Any person who rents motor vehicles from a U-drive-it owner is required to provide his own insurance, and insurance companies authorized to issue automobile policies in this state shall be required by the Commissioner of Insurance to provide "spot" insurance, which shall be purchased by such person before the U-drive-it owner shall be authorized to turn a motor vehicle over to such person. If a U-drive-it owner turns over any motor vehicle to any person without first ascertaining that such "spot" insurance has been obtained, the U-drive-it owner shall not, as to that particular rental transaction, be exempted from the provisions of this chapter [the MVSRA] as provided in Code Section 40-9-4.[ ]

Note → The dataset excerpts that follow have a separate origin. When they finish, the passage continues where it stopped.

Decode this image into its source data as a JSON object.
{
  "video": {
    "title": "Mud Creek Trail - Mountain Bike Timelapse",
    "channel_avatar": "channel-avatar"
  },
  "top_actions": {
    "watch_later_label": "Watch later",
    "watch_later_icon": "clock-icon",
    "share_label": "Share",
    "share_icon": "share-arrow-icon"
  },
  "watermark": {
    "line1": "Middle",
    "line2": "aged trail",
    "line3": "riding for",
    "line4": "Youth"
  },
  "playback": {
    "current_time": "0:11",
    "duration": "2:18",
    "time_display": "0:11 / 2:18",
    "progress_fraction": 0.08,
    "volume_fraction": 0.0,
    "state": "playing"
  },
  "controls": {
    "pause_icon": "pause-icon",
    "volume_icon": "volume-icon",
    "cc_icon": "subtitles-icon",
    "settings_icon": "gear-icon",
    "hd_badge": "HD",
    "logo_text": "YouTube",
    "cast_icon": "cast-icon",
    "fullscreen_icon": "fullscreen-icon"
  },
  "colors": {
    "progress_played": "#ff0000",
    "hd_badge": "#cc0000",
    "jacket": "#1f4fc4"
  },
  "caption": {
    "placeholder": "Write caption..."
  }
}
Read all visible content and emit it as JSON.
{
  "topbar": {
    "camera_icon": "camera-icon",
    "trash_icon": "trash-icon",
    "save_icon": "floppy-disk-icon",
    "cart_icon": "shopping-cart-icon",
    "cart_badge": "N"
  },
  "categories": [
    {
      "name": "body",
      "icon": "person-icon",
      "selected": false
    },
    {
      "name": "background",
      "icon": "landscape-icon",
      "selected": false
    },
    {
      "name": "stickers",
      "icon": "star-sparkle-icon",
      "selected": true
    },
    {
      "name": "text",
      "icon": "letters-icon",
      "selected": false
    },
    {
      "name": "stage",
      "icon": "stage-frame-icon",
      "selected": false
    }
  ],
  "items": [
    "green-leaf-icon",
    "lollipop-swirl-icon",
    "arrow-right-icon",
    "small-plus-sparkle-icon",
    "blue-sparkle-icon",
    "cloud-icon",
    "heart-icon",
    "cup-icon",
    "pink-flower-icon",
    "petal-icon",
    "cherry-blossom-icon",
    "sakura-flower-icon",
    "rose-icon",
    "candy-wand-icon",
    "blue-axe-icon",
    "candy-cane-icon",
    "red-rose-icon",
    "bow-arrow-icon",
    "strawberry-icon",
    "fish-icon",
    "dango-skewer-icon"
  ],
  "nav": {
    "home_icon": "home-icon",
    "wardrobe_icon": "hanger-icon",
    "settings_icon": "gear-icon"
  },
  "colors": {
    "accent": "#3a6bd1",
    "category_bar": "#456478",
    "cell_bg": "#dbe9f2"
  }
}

OCGA § 40-9-4 exempts certain vehicles from MVSRA insurance requirements.
Under § 40-9-102, PV Holding had a duty to either verify that Brenda had her own liability insurance or otherwise require her to buy "spot" liability insurance before turning the car over to her. See Alamo Rent-A-Car, Inc., v. Hamilton , 216 Ga. App. 659, 660, 455 S.E.2d 366 (1995). This mandate "is in the nature of a bond to guarantee the public against damages by some irresponsible renter of a car of the U-Drive-It. Its purpose is not specifically to prevent tortious acts by the operators of rental vehicles, but rather to assure that such operators are not uninsured." Id. (citation and punctuation omitted); see also A. Atlanta AutoSave v. Generali-U. S. Branch , 270 Ga. 757, 759 (2), 514 S.E.2d 651 (1999) (" OCGA § 40-9-102 is plainly remedial. Its focus is not the effectiveness of the rental agency in ascertaining the renter's coverage, nor is its ultimate aim to sanction the rental agency for a less-than-diligent or unsuccessful effort in that regard.") (citation omitted).

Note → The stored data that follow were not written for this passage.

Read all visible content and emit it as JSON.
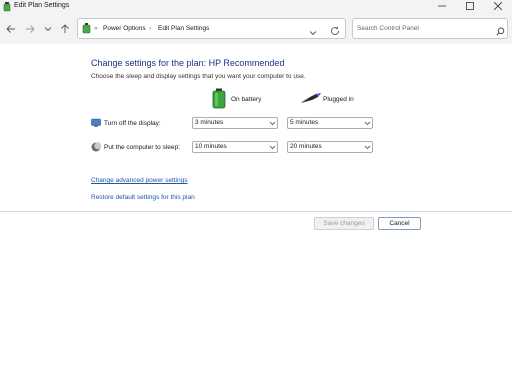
{
  "window": {
    "title": "Edit Plan Settings",
    "icon": "power-plan-icon",
    "minimize_icon": "minimize-icon",
    "maximize_icon": "maximize-icon",
    "close_icon": "close-icon"
  },
  "nav": {
    "back_icon": "arrow-left-icon",
    "forward_icon": "arrow-right-icon",
    "recent_icon": "chevron-down-icon",
    "up_icon": "arrow-up-icon",
    "breadcrumb": {
      "separator": "»",
      "items": [
        "Power Options",
        "Edit Plan Settings"
      ],
      "arrow": "›"
    },
    "refresh_icon": "refresh-icon",
    "search": {
      "placeholder": "Search Control Panel",
      "icon": "search-icon"
    }
  },
  "content": {
    "heading": "Change settings for the plan: HP Recommended",
    "subtitle": "Choose the sleep and display settings that you want your computer to use.",
    "columns": {
      "on_battery": "On battery",
      "plugged_in": "Plugged in"
    },
    "rows": [
      {
        "label": "Turn off the display:",
        "icon": "display-icon",
        "battery": "3 minutes",
        "plugged": "5 minutes"
      },
      {
        "label": "Put the computer to sleep:",
        "icon": "sleep-moon-icon",
        "battery": "10 minutes",
        "plugged": "20 minutes"
      }
    ],
    "links": {
      "advanced": "Change advanced power settings",
      "restore": "Restore default settings for this plan"
    }
  },
  "footer": {
    "save_label": "Save changes",
    "cancel_label": "Cancel"
  },
  "colors": {
    "heading": "#1e3287",
    "link": "#1f57a6",
    "battery": "#3aa53a"
  }
}
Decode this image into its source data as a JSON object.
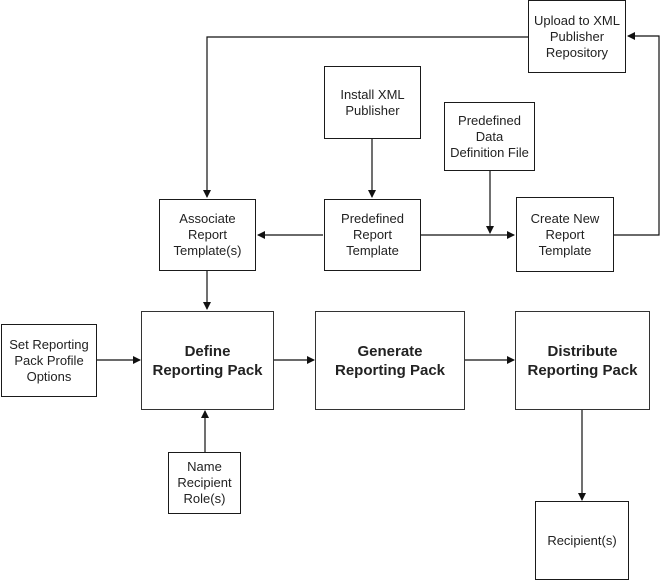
{
  "diagram": {
    "nodes": {
      "upload": "Upload to XML\nPublisher\nRepository",
      "install": "Install XML\nPublisher",
      "data_def": "Predefined\nData\nDefinition File",
      "associate": "Associate\nReport\nTemplate(s)",
      "predefined_template": "Predefined\nReport\nTemplate",
      "create_new": "Create New\nReport\nTemplate",
      "set_profile": "Set Reporting\nPack Profile\nOptions",
      "define": "Define\nReporting Pack",
      "generate": "Generate\nReporting Pack",
      "distribute": "Distribute\nReporting Pack",
      "name_roles": "Name\nRecipient\nRole(s)",
      "recipients": "Recipient(s)"
    },
    "edges": [
      [
        "install",
        "predefined_template"
      ],
      [
        "predefined_template",
        "associate"
      ],
      [
        "predefined_template",
        "create_new"
      ],
      [
        "data_def",
        "create_new"
      ],
      [
        "create_new",
        "upload"
      ],
      [
        "upload",
        "associate"
      ],
      [
        "associate",
        "define"
      ],
      [
        "set_profile",
        "define"
      ],
      [
        "name_roles",
        "define"
      ],
      [
        "define",
        "generate"
      ],
      [
        "generate",
        "distribute"
      ],
      [
        "distribute",
        "recipients"
      ]
    ]
  }
}
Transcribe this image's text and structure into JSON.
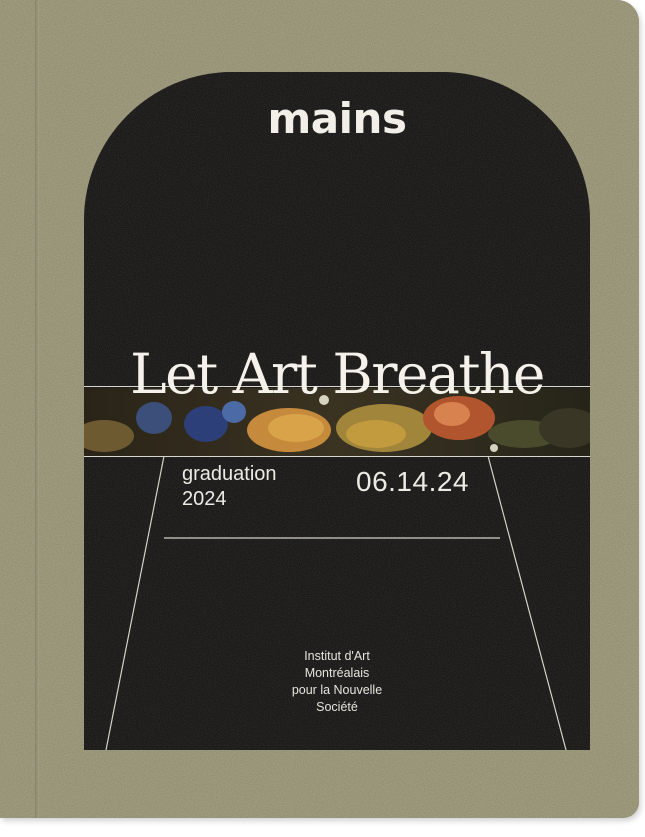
{
  "cover": {
    "brand": "mains",
    "headline": "Let Art Breathe",
    "graduation_word": "graduation",
    "graduation_year": "2024",
    "date": "06.14.24",
    "institute_lines": [
      "Institut d'Art",
      "Montréalais",
      "pour la Nouvelle",
      "Société"
    ]
  },
  "colors": {
    "cover_cloth": "#8a8668",
    "panel": "#0d0c0b",
    "text": "#f1efe8"
  },
  "icons": {
    "painting_strip": "still-life-painting-icon"
  }
}
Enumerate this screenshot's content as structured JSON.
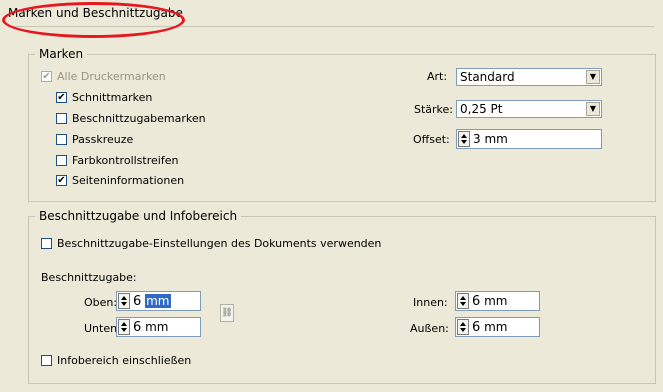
{
  "page_title": "Marken und Beschnittzugabe",
  "marken": {
    "legend": "Marken",
    "options": [
      {
        "label": "Alle Druckermarken",
        "checked": true,
        "disabled": true
      },
      {
        "label": "Schnittmarken",
        "checked": true,
        "disabled": false
      },
      {
        "label": "Beschnittzugabemarken",
        "checked": false,
        "disabled": false
      },
      {
        "label": "Passkreuze",
        "checked": false,
        "disabled": false
      },
      {
        "label": "Farbkontrollstreifen",
        "checked": false,
        "disabled": false
      },
      {
        "label": "Seiteninformationen",
        "checked": true,
        "disabled": false
      }
    ],
    "art_label": "Art:",
    "art_value": "Standard",
    "staerke_label": "Stärke:",
    "staerke_value": "0,25 Pt",
    "offset_label": "Offset:",
    "offset_value": "3 mm"
  },
  "beschnitt": {
    "legend": "Beschnittzugabe und Infobereich",
    "use_doc_settings_label": "Beschnittzugabe-Einstellungen des Dokuments verwenden",
    "use_doc_settings_checked": false,
    "section_label": "Beschnittzugabe:",
    "oben_label": "Oben:",
    "oben_num": "6",
    "oben_unit": "mm",
    "unten_label": "Unten:",
    "unten_num": "6",
    "unten_unit": "mm",
    "innen_label": "Innen:",
    "innen_num": "6",
    "innen_unit": "mm",
    "aussen_label": "Außen:",
    "aussen_num": "6",
    "aussen_unit": "mm",
    "info_label": "Infobereich einschließen",
    "info_checked": false
  },
  "colors": {
    "panel_bg": "#ece9d8",
    "highlight_oval": "#e8161f",
    "selection": "#316ac5"
  },
  "icons": {
    "check": "✔",
    "dropdown": "▼",
    "chain": "chain-link-icon"
  }
}
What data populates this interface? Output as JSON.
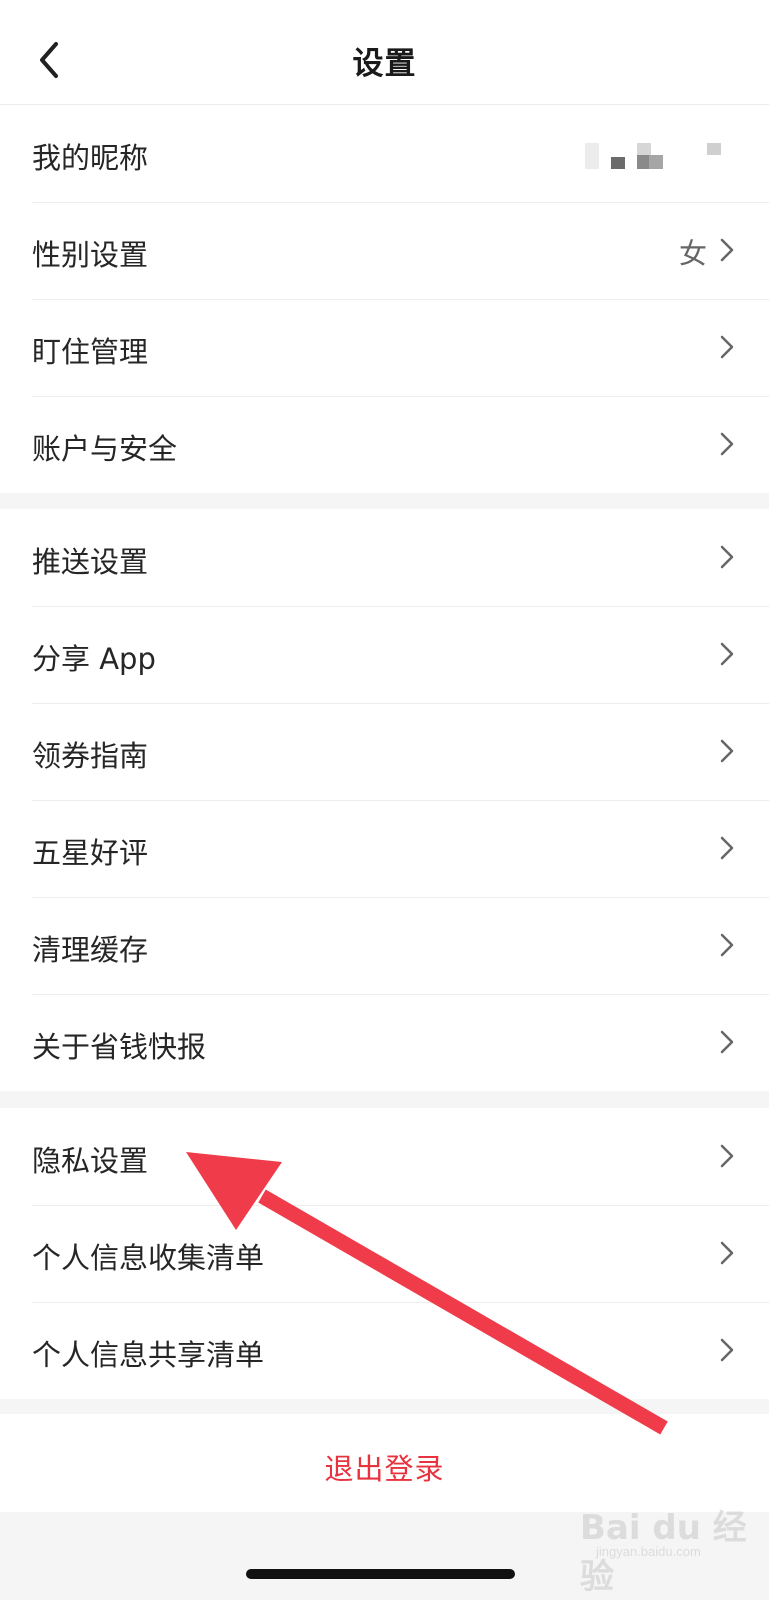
{
  "header": {
    "title": "设置",
    "back_icon": "chevron-left-icon"
  },
  "group1": [
    {
      "label": "我的昵称",
      "value": "",
      "nickname_masked": true
    },
    {
      "label": "性别设置",
      "value": "女"
    },
    {
      "label": "盯住管理",
      "value": ""
    },
    {
      "label": "账户与安全",
      "value": ""
    }
  ],
  "group2": [
    {
      "label": "推送设置"
    },
    {
      "label": "分享 App"
    },
    {
      "label": "领券指南"
    },
    {
      "label": "五星好评"
    },
    {
      "label": "清理缓存"
    },
    {
      "label": "关于省钱快报"
    }
  ],
  "group3": [
    {
      "label": "隐私设置"
    },
    {
      "label": "个人信息收集清单"
    },
    {
      "label": "个人信息共享清单"
    }
  ],
  "logout": {
    "label": "退出登录"
  },
  "watermark": {
    "main": "Bai du 经验",
    "sub": "jingyan.baidu.com"
  },
  "colors": {
    "background": "#f5f5f5",
    "card": "#ffffff",
    "logout_text": "#e8333f",
    "annotation_arrow": "#f03c4a"
  }
}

To prove causation in a negligence case, the plaintiff must show that the wrongdoing is both a cause in fact and a proximate cause of the injuries alleged. Redmon v. Daniel , 335 Ga. App. 159, 162-163, 779 S.E.2d 778 (2015). Even construing the complaint in the light most favorable to the Poes, nothing in that pleading suggests that PV Holding's alleged failure to verify and/or provide insurance coverage bears any causal connection to the automobile collision at issue here. See Scott v. Joe Thomson Auto Rental & Leasing, Inc. , 257 Ga. App. 453, 453-455 (1), 571 S.E.2d 475 (2002) (affirming the grant of summary judgment to a defendant rental car company in an action under § 40-9-102 by the estate of a man killed in a collision with a vehicle rented from the defendant on the ground that the defendant's failure to require the rental car driver to carry insurance "did not contribute to causing the collision that injured and killed [the decedent]"); Rabinovitz v. Accent Rent-A-Car, Inc. , 213 Ga. App. 786, 786-787, 446 S.E.2d 244 (1994) (physical precedent only) (affirming the grant of summary judgment to a defendant rental car company in an action under § 40-9-102 by plaintiffs who were injured in a collision with a vehicle rented from the defendant on the ground that the statute "was not designed to prevent the collision which caused [the plaintiffs]’ injuries").

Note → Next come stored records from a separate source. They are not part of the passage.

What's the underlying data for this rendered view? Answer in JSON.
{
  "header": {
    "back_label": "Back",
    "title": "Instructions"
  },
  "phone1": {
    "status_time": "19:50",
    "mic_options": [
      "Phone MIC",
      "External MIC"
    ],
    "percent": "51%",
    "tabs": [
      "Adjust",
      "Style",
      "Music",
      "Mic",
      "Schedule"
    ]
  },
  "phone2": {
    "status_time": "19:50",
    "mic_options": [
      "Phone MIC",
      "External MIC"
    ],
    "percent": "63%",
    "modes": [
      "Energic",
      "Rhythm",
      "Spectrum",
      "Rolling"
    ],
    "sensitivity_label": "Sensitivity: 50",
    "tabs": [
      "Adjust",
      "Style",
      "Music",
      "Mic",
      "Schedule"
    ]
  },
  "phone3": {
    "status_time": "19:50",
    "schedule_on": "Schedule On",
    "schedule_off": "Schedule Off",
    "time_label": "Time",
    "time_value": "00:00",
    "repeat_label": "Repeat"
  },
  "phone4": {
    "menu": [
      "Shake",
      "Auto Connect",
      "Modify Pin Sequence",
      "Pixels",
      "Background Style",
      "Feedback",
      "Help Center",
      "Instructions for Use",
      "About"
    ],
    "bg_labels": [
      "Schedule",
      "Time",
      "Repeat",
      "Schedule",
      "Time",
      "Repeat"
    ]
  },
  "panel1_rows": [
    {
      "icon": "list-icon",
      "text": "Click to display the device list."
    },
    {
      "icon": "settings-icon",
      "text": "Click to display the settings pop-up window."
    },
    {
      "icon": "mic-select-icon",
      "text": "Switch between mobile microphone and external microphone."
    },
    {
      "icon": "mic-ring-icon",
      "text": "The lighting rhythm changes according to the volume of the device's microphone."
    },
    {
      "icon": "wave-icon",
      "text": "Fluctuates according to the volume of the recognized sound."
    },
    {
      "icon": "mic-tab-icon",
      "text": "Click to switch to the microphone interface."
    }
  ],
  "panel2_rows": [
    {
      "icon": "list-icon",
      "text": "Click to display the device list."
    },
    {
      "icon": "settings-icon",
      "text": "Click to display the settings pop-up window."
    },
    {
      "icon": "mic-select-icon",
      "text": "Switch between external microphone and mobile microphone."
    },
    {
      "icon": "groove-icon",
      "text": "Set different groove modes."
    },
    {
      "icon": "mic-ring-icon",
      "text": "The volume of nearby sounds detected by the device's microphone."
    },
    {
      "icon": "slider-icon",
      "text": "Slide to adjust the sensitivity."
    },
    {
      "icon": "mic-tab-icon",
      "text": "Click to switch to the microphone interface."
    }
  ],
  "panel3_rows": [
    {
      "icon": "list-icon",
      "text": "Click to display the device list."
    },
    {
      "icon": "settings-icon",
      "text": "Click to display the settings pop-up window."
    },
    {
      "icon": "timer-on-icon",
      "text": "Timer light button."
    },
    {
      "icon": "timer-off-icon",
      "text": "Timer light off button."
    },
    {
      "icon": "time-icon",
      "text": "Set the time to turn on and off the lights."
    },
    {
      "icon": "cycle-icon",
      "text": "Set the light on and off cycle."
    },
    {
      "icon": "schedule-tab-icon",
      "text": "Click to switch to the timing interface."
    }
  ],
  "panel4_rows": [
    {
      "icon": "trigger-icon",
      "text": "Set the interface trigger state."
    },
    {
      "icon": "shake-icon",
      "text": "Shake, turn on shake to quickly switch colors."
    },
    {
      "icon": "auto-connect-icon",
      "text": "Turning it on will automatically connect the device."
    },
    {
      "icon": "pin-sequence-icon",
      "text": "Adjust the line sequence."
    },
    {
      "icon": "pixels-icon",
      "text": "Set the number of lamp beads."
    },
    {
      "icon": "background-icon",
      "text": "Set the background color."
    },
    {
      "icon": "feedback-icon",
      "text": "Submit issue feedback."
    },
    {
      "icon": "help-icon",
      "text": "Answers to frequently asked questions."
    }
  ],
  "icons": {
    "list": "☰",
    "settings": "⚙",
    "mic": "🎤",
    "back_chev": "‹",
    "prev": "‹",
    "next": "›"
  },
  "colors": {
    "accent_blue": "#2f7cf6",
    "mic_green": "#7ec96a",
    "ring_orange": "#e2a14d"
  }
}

Importantly, the dispute in this case does not concern the priority of liability coverage between the insurer of the rental vehicle and any other liability coverage that may exist, or the extent of the rental agency's liability under such a policy. Instead, our review is limited to whether the Poes can pursue a negligence action against PV Holding for its failure to comply with OCGA § 40-9-102 ’s requirement that a car rental agency verify that the renter has insurance for the rental and, if not, mandate that the renter purchase spot insurance. For the reasons explained above, we conclude that OCGA § 40-9-102 does not afford the Poes a cause of action on the facts alleged in the complaint, and we therefore conclude that the trial court erred by denying PV Holding's motion to dismiss the complaint. See Hendon Properties, LLC , 275 Ga. App. at 435, 620 S.E.2d 644 (a motion to dismiss for failure to state a claim should be granted where "the claimant could not possibly introduce evidence within the framework of the complaint sufficient to warrant a grant of the relief sought") (citation and punctuation omitted; emphasis supplied).
Judgment reversed.
Barnes, P. J., and Pipkin, J., concur.